Sorry for bad English, i am from Denmark.. Maybe i should ask AI to make it better.. :P
I hope they talk about QC and blockchain or cryptocurrencies being affected….
wow, it just rolls the dice until its perfect
I imagine soon Qbits will be produced in the same fashion as micro chips are today mass produced in massive building housing machines that autonomously make and put together the components in a super clean environment, there are so many different types of Qbits that can be made aswell, anything from superconducting, photonic, trapped ion, quantum dot, defect based, topological, nuclear spin, rydberg atom, molecular and neutral atom bits, so the future of quantum computation is going to be really interesting to see.
The problem isn't making Qbits. The problem is doing something useful with them. Nobody has cracked that problem, yet, and there are indications that nobody ever will.
@schmetterling4477 People in the field are making progress with quantum algorithms, error correction, increasing coherence between Qbits and also using AI to make more efficient systems and I'd say making Qbits is not an easy thing to do and because there are so many different types they all come with their own problems to overcome.

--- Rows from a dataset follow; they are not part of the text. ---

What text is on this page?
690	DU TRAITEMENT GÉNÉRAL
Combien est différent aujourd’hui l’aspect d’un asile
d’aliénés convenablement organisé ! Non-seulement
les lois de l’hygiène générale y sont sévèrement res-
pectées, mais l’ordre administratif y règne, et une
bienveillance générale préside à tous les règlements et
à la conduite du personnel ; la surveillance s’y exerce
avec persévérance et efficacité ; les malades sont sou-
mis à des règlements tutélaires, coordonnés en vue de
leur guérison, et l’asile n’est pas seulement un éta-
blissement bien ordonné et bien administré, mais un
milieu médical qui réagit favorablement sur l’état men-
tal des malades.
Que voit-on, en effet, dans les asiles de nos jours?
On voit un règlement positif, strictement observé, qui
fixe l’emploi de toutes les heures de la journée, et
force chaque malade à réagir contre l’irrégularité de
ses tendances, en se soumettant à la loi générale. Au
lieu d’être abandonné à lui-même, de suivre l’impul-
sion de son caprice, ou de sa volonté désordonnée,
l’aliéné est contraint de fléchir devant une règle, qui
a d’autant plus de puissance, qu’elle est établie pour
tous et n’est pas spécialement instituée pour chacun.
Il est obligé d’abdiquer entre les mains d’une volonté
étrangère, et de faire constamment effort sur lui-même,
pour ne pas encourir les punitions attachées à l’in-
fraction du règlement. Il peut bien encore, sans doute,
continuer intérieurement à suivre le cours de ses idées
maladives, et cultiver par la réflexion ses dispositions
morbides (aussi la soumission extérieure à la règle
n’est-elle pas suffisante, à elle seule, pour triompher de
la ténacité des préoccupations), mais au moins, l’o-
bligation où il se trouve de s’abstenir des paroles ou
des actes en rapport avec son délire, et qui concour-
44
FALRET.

@@shaunandrews1197 I have yet to see a quantum compiler that can translate a classical algorithm into a quantum algorithm. That is all we "need", really, because we have all our classical algorithms, already. I bet with you that in general that translation is NP or worse and that one can prove that solving the translation problem in general takes at least as much computation as solving the classical problem. It will also turn out that many quantum versions of classical algorithms are actually far inferior in terms of effort than the corresponding classical algorithm. The lower limit for a computation will probably be set by a density matrix, which will be even harder to determine than either the classical or the quantum algorithm.
Having said that, for special problems like quantum chromodynamics, molecular energy levels etc. quantum computers will be fabulous research tools. After all, every proton in the universe instantly calculates the mass of the proton all the time and every molecule predicts its own spectrum etc., so we know that there are quantum computers that can do that. They are simply not "programmable" in a meaningful sense (although a chemist can "program" molecules just fine, in a sense). I can see a great future for quantum computation in physics, chemistry and maybe even biology and certain engineering disciplines. This is in line with Feynman's original vision. Not sure that GTA 17 will ever run on a quantum computer, though.
@schmetterling4477 But this is where AI comes into it, AI would be better off at translating classical algorythms into quantum algorythms with the right resources and machine learning techniques anything can be done with AI, I watched a recent video that said AI and classical computation could do loads of stuff that quantum computer should be good at, so taking that into account I think using classical computation alongside AI will be far greater for a while than quantum computers can be esspecially in the fields you mentioned and they can help solve NP problems but some can only be approximations for things like NP-hard and NP-complete problems but then eventually AI will also improve quantum systems so eventually AI can operate on quantum systems and maybe then will the computational abilities improve that those sorts of problems are in the past and we have loads of new ones. 👍
Does the universe compute and if does, how in the world does it do it??
The universe does not compute. Quite the contrary. Computation is, at most, an emergent property of what the universe does.